Hi all,
Here at Esri, we’ve been using fast.ai to develop a library to train geospatial deep learning models.
We performed a few experiments and found that picking a learning rate about midway or 2/3rd of the way in the section of the loss curve where loss is going down worked best for us.
Here’s the code we used, in case others want to try it out:
def find_lr(losses, lrs):
import matplotlib.pyplot as plt
losses_skipped = 5
trailing_losses_skipped = 5
losses = losses[losses_skipped:-trailing_losses_skipped]

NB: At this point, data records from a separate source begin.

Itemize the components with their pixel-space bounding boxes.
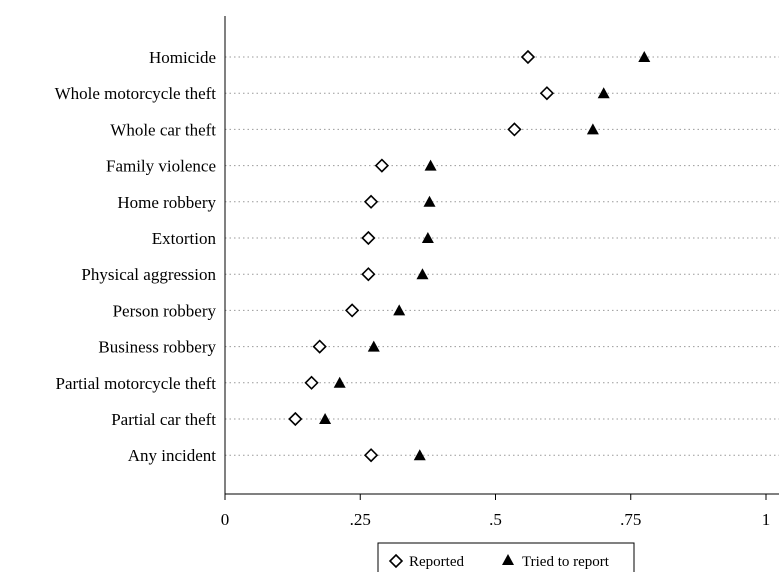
reported-marker bbox=[520, 49, 536, 65]
tried-to-report-marker bbox=[393, 304, 406, 316]
category-label: Partial motorcycle theft bbox=[56, 374, 217, 393]
category-label: Person robbery bbox=[113, 301, 217, 320]
reported-marker bbox=[363, 194, 379, 209]
legend-label-reported: Reported bbox=[409, 554, 464, 570]
legend-box bbox=[377, 542, 635, 572]
reported-marker bbox=[361, 267, 376, 282]
x-tick-label: 0 bbox=[221, 510, 230, 529]
legend-label-tried-to-report: Tried to report bbox=[522, 554, 610, 570]
data-markers bbox=[288, 49, 651, 463]
tried-to-report-marker bbox=[423, 195, 436, 207]
x-tick-label: .25 bbox=[350, 510, 371, 529]
category-labels: Homicide Whole motorcycle theft Whole car … bbox=[55, 48, 217, 465]
tried-to-report-marker bbox=[416, 268, 429, 280]
category-label: Extortion bbox=[152, 229, 217, 248]
tried-to-report-marker bbox=[586, 123, 599, 135]
tried-to-report-marker bbox=[424, 159, 437, 171]
reported-marker bbox=[312, 339, 327, 354]
tried-to-report-marker bbox=[367, 340, 380, 352]
x-ticks: 0 .25 .5 .75 1 bbox=[221, 494, 771, 529]
tried-to-report-marker bbox=[638, 51, 651, 62]
x-tick-label: .5 bbox=[489, 510, 502, 529]
reported-marker bbox=[345, 303, 360, 318]
reported-marker bbox=[363, 448, 379, 463]
reported-marker bbox=[361, 230, 376, 246]
tried-to-report-marker bbox=[319, 413, 332, 424]
category-label: Homicide bbox=[149, 48, 216, 67]
tried-to-report-marker bbox=[597, 87, 610, 99]
category-label: Any incident bbox=[128, 446, 217, 465]
x-tick-label: 1 bbox=[762, 510, 771, 529]
legend-marker-tried-to-report bbox=[502, 554, 514, 565]
legend: Reported Tried to report bbox=[377, 542, 635, 572]
tried-to-report-marker bbox=[421, 232, 434, 243]
category-label: Family violence bbox=[106, 157, 216, 176]
reported-marker bbox=[507, 122, 522, 137]
reported-marker bbox=[288, 411, 303, 427]
category-label: Home robbery bbox=[117, 193, 216, 212]
reported-marker bbox=[374, 158, 390, 173]
gridlines bbox=[225, 56, 779, 456]
axes bbox=[224, 16, 779, 495]
reported-marker bbox=[304, 375, 319, 390]
legend-marker-reported bbox=[388, 553, 404, 569]
reported-marker bbox=[539, 86, 555, 101]
tried-to-report-marker bbox=[413, 449, 426, 461]
tried-to-report-marker bbox=[333, 376, 346, 388]
category-label: Whole motorcycle theft bbox=[55, 84, 217, 103]
category-label: Partial car theft bbox=[111, 410, 216, 429]
category-label: Business robbery bbox=[98, 338, 216, 357]
category-label: Physical aggression bbox=[81, 265, 216, 284]
category-label: Whole car theft bbox=[110, 120, 216, 139]
x-tick-label: .75 bbox=[620, 510, 641, 529]
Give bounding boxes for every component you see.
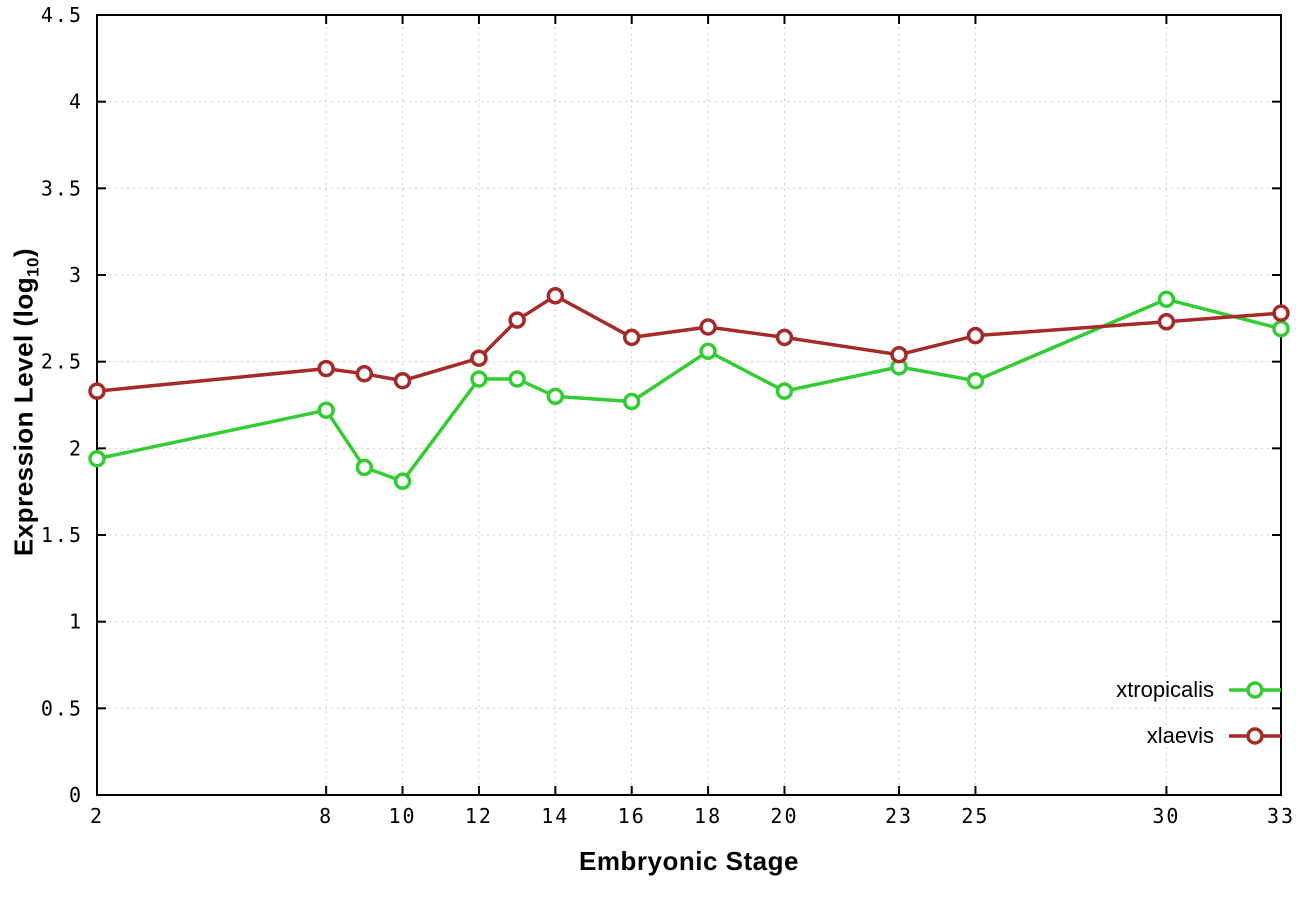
x-tick-label: 25 xyxy=(961,804,989,828)
plot-border xyxy=(96,14,1282,796)
data-point-xtropicalis xyxy=(393,472,412,491)
data-point-xlaevis xyxy=(546,287,565,305)
legend-item-xlaevis: xlaevis xyxy=(1116,716,1284,756)
series-line-xlaevis xyxy=(95,294,1283,393)
y-tick-label: 4 xyxy=(69,90,83,114)
data-point-xtropicalis xyxy=(470,370,488,388)
y-tick-label: 3 xyxy=(69,263,83,287)
y-tick-labels: 0 0.5 1 1.5 2 2.5 3 3.5 4 4.5 xyxy=(41,3,83,807)
data-point-xtropicalis xyxy=(775,382,794,400)
data-point-xlaevis xyxy=(622,328,641,347)
data-point-xlaevis xyxy=(470,349,488,367)
x-tick-label: 8 xyxy=(319,804,333,828)
legend-line-marker-icon xyxy=(1229,681,1281,699)
data-point-xtropicalis xyxy=(699,342,717,361)
y-axis-title: Expression Level (log10) xyxy=(8,248,43,556)
y-tick-label: 2 xyxy=(69,436,83,460)
axis-ticks xyxy=(96,14,1282,796)
y-tick-label: 1.5 xyxy=(41,523,83,547)
y-axis-title-close: ) xyxy=(8,247,39,258)
data-point-xtropicalis xyxy=(966,371,985,390)
data-point-xtropicalis xyxy=(1272,319,1290,338)
data-point-xtropicalis xyxy=(88,449,106,468)
legend-line-marker-icon xyxy=(1229,727,1281,745)
data-point-xtropicalis xyxy=(317,401,335,419)
legend-label-xlaevis: xlaevis xyxy=(1146,723,1214,748)
x-tick-label: 10 xyxy=(389,804,417,828)
x-tick-label: 20 xyxy=(770,804,798,828)
data-point-xlaevis xyxy=(393,371,412,390)
y-tick-label: 0 xyxy=(69,783,83,807)
x-tick-label: 18 xyxy=(694,804,722,828)
y-tick-label: 0.5 xyxy=(41,696,83,720)
data-point-xtropicalis xyxy=(622,392,641,411)
data-point-xlaevis xyxy=(699,318,717,336)
data-point-xlaevis xyxy=(1157,313,1176,331)
data-point-xlaevis xyxy=(966,326,985,345)
data-point-xlaevis xyxy=(88,382,106,400)
data-point-xtropicalis xyxy=(546,387,565,406)
y-tick-label: 1 xyxy=(69,610,83,634)
x-axis-title: Embryonic Stage xyxy=(579,846,799,876)
data-point-xtropicalis xyxy=(508,370,526,388)
y-tick-label: 4.5 xyxy=(41,3,83,27)
x-tick-label: 12 xyxy=(465,804,493,828)
y-tick-label: 3.5 xyxy=(41,176,83,200)
legend: xtropicalis xlaevis xyxy=(1116,670,1284,756)
data-point-xlaevis xyxy=(317,359,335,378)
y-axis-title-text: Expression Level (log xyxy=(8,276,39,557)
x-tick-label: 23 xyxy=(885,804,913,828)
data-point-xlaevis xyxy=(355,365,374,383)
data-point-xlaevis xyxy=(508,311,526,329)
data-point-xtropicalis xyxy=(1157,290,1176,309)
data-point-xtropicalis xyxy=(355,458,374,477)
data-point-xlaevis xyxy=(890,345,908,364)
y-axis-title-subscript: 10 xyxy=(23,257,43,277)
series-xlaevis xyxy=(88,287,1290,400)
y-tick-label: 2.5 xyxy=(41,350,83,374)
grid xyxy=(96,14,1282,796)
data-point-xlaevis xyxy=(775,328,794,347)
x-tick-label: 30 xyxy=(1152,804,1180,828)
x-tick-labels: 2 8 10 12 14 16 18 20 23 25 30 33 xyxy=(90,804,1295,828)
x-tick-label: 14 xyxy=(541,804,569,828)
series-xtropicalis xyxy=(88,290,1290,491)
legend-item-xtropicalis: xtropicalis xyxy=(1116,670,1284,710)
data-point-xlaevis xyxy=(1272,304,1290,322)
x-tick-label: 16 xyxy=(618,804,646,828)
x-tick-label: 2 xyxy=(90,804,104,828)
legend-label-xtropicalis: xtropicalis xyxy=(1116,677,1214,702)
x-tick-label: 33 xyxy=(1267,804,1295,828)
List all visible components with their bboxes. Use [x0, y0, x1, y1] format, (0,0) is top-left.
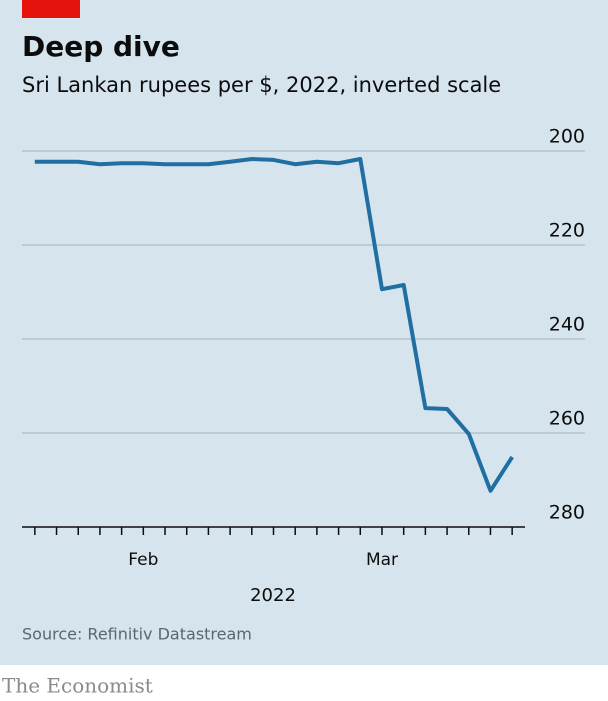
chart-title: Deep dive — [22, 30, 180, 63]
publisher: The Economist — [2, 674, 153, 698]
source: Source: Refinitiv Datastream — [22, 625, 252, 644]
x-axis-label: 2022 — [250, 585, 296, 606]
x-tick-label: Mar — [366, 550, 398, 570]
y-tick-label: 240 — [549, 314, 585, 336]
y-tick-label: 200 — [549, 126, 585, 148]
y-tick-label: 260 — [549, 408, 585, 430]
y-tick-label: 280 — [549, 502, 585, 524]
chart-subtitle: Sri Lankan rupees per $, 2022, inverted … — [22, 73, 501, 97]
background — [0, 0, 608, 665]
brand-tag — [22, 0, 80, 18]
x-tick-label: Feb — [128, 550, 158, 570]
line — [34, 157, 514, 493]
y-tick-label: 220 — [549, 220, 585, 242]
footer-bar — [0, 665, 608, 701]
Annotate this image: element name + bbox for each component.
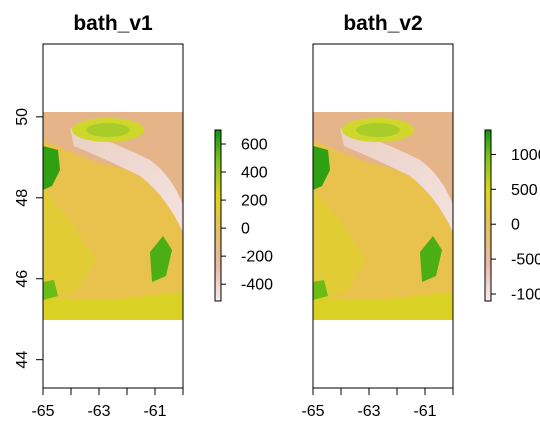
y-tick-label: 46 <box>14 270 31 288</box>
x-tick-label: -63 <box>357 403 380 420</box>
y-tick-label: 44 <box>14 351 31 369</box>
x-axis: -65 -63 -61 <box>301 388 454 420</box>
color-legend: 1000 500 0 -500 -1000 <box>484 129 540 304</box>
y-tick-label: 48 <box>14 189 31 207</box>
y-axis: 44 46 48 50 <box>14 108 43 369</box>
legend-tick-label: 600 <box>241 137 268 154</box>
bathymetry-raster <box>43 112 183 320</box>
plot-title: bath_v1 <box>73 12 153 35</box>
x-tick-label: -65 <box>301 403 324 420</box>
y-tick-label: 50 <box>14 108 31 126</box>
plot-frame <box>42 43 184 389</box>
panel-bath-v2: bath_v2 -65 -63 -61 1000 500 0 -500 -1000 <box>301 12 540 420</box>
panel-bath-v1: bath_v1 -65 -63 -61 44 46 48 50 600 400 200 0 -20… <box>14 12 273 420</box>
color-legend: 600 400 200 0 -200 -400 <box>214 129 273 302</box>
legend-colorbar <box>214 129 222 302</box>
legend-tick-label: 0 <box>241 221 250 238</box>
x-tick-label: -61 <box>143 403 166 420</box>
x-axis: -65 -63 -61 <box>31 388 184 420</box>
x-tick-label: -61 <box>413 403 436 420</box>
plot-title: bath_v2 <box>343 12 422 35</box>
plot-frame <box>312 43 454 389</box>
legend-colorbar <box>484 129 492 302</box>
legend-tick-label: -500 <box>511 252 540 269</box>
x-tick-label: -63 <box>87 403 110 420</box>
legend-tick-label: 500 <box>511 182 538 199</box>
legend-tick-label: 0 <box>511 217 520 234</box>
legend-tick-label: 1000 <box>511 147 540 164</box>
legend-tick-label: -1000 <box>511 287 540 304</box>
legend-tick-label: -200 <box>241 249 273 266</box>
legend-tick-label: 400 <box>241 165 268 182</box>
legend-tick-label: -400 <box>241 277 273 294</box>
bathymetry-raster <box>313 112 453 320</box>
x-tick-label: -65 <box>31 403 54 420</box>
legend-tick-label: 200 <box>241 193 268 210</box>
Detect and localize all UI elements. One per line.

lrs = lrs[losses_skipped:-trailing_losses_skipped]
n = len(losses)
max_start = 0
max_end = 0
# finding the longest valley.
lds = [1] * n
for i in range(1, n):
for j in range(0, i):
if losses[i] < losses[j] and lds[i] < lds[j] + 1:
lds[i] = lds[j] + 1
if lds[max_end] < lds[i]:
max_end = i
max_start = max_end - lds[max_end]
sections = (max_end - max_start) / 3
final_index = max_start + int(sections) + int(sections/2) # pick something midway, or 2/3rd of the way to be more aggressive
fig, ax = plt.subplots(1, 1)
ax.plot(
lrs,
losses
)
ax.set_ylabel("Loss")
ax.set_xlabel("Learning Rate")
ax.set_xscale('log')
ax.xaxis.set_major_formatter(plt.FormatStrFormatter('%.0e'))
ax.plot(
lrs[final_index],
losses[final_index],
markersize=10,
marker='o',
color='red'
)
plt.show()
return lrs[final_index]
Let us know if you’d like to see this is in a PR.